Scott is competing in his 14th Open Championship since making his debut in 2000.

Last year at Royal Lytham and St. Annes was the closest Scott came to a first Major Championship win leading by four heading to the final round but then self-destructing to bogey his closing four holes and ‘gift’ a second claret jug to good friend, Ernie Els.

“I haven’t won the Open just because of the Masters, and I still miss out on that,” he said.

“I got into Muirfield late afternoon on Thursday and it’s the first time I’ve been back there since 2002 so I am really looking forward to the week and trying to get myself in a similar kind of situation, and a chance to win the Open.

“The hardest thing about next week is going to be the expectations. But, I believe it, I will trying to redeem myself for Lytham.”

Like Rory McIlroy a year earlier, Scott made amends just two majors later in becoming the first-ever Australian in the 77-year history of the Masters to be fitted with an Augusta National green jacket.

After his Lytham meltdown Scott kept a very low profile high up in the Swiss Alps and his chalet apartment overlooking the Crans-sur-Sierre course and venue each year of the Omega European Masters.

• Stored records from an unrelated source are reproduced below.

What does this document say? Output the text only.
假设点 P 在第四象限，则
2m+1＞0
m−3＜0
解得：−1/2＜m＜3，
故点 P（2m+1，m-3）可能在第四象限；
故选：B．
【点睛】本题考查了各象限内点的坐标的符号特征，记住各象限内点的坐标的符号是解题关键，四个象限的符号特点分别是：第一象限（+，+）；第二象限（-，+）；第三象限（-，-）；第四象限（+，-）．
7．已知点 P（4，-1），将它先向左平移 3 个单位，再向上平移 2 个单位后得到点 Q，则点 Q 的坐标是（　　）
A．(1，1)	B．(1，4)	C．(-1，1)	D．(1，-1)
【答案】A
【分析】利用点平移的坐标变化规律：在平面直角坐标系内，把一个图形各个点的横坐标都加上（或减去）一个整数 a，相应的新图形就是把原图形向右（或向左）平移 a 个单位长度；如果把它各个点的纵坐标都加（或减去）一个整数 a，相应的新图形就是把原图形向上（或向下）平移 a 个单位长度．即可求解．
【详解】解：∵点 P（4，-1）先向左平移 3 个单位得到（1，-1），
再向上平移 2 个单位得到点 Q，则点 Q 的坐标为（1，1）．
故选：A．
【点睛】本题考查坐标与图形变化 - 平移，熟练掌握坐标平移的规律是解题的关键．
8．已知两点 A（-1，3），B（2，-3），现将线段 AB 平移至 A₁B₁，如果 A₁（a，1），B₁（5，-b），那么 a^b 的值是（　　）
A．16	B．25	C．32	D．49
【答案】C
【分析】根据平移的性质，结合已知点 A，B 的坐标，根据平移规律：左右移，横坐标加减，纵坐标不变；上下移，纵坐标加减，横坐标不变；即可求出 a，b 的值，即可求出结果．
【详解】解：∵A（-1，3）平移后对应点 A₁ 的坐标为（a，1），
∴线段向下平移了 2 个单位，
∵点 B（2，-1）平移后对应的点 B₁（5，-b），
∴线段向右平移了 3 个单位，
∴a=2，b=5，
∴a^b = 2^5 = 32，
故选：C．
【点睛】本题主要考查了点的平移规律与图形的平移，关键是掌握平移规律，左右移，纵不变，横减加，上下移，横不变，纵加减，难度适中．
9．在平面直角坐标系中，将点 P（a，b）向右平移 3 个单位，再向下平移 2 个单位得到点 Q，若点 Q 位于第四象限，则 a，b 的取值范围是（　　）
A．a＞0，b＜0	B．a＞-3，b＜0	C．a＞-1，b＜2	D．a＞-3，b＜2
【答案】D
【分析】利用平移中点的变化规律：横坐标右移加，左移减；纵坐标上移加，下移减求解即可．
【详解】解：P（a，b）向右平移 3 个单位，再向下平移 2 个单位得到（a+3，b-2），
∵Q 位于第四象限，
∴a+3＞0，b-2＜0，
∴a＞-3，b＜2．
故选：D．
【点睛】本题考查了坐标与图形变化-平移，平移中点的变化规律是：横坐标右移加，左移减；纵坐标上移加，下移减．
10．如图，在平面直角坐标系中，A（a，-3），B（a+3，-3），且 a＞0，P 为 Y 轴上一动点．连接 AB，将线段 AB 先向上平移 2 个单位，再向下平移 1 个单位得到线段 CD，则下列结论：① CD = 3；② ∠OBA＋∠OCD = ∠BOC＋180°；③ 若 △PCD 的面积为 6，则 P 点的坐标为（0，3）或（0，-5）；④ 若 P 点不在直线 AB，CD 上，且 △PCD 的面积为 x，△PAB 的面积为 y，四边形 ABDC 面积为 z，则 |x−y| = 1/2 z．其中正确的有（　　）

There was not breaking down doors or kicking any cat. In fact, Scott even found his way to the practice range at Crans to work on his game ahead of his defence of the WGC – Bridgestone Invitational.

“It’s more apparent to me now, as it’s a year on, that you were all surprised that I wasn’t shattered after Lytham and if I’d watched someone else do what I did, it would have been devastating but honestly that’s not how I felt,” said Scott.

“When I changed my plan with regards to preparing to play well in the majors, I took the result out of the equation; it was more about the process.

“So, essentially at the Open, I had achieved my goal; in my head I had won already won. The result really wasn’t the judge of whether I had succeeded or failed.”

Scott is among 11 Australians who will be teeing up at Muirfield including Australia’s previous Major before Scott in Geoff Ogilvy who captured the 2006 US Open.

Other Australians competing include Jason Day, Marcus Fraser, Steven Jeffress, Brendan Jones, Marc Leishman, Brett Rumford, John Senden, Peter Senior and John Wade.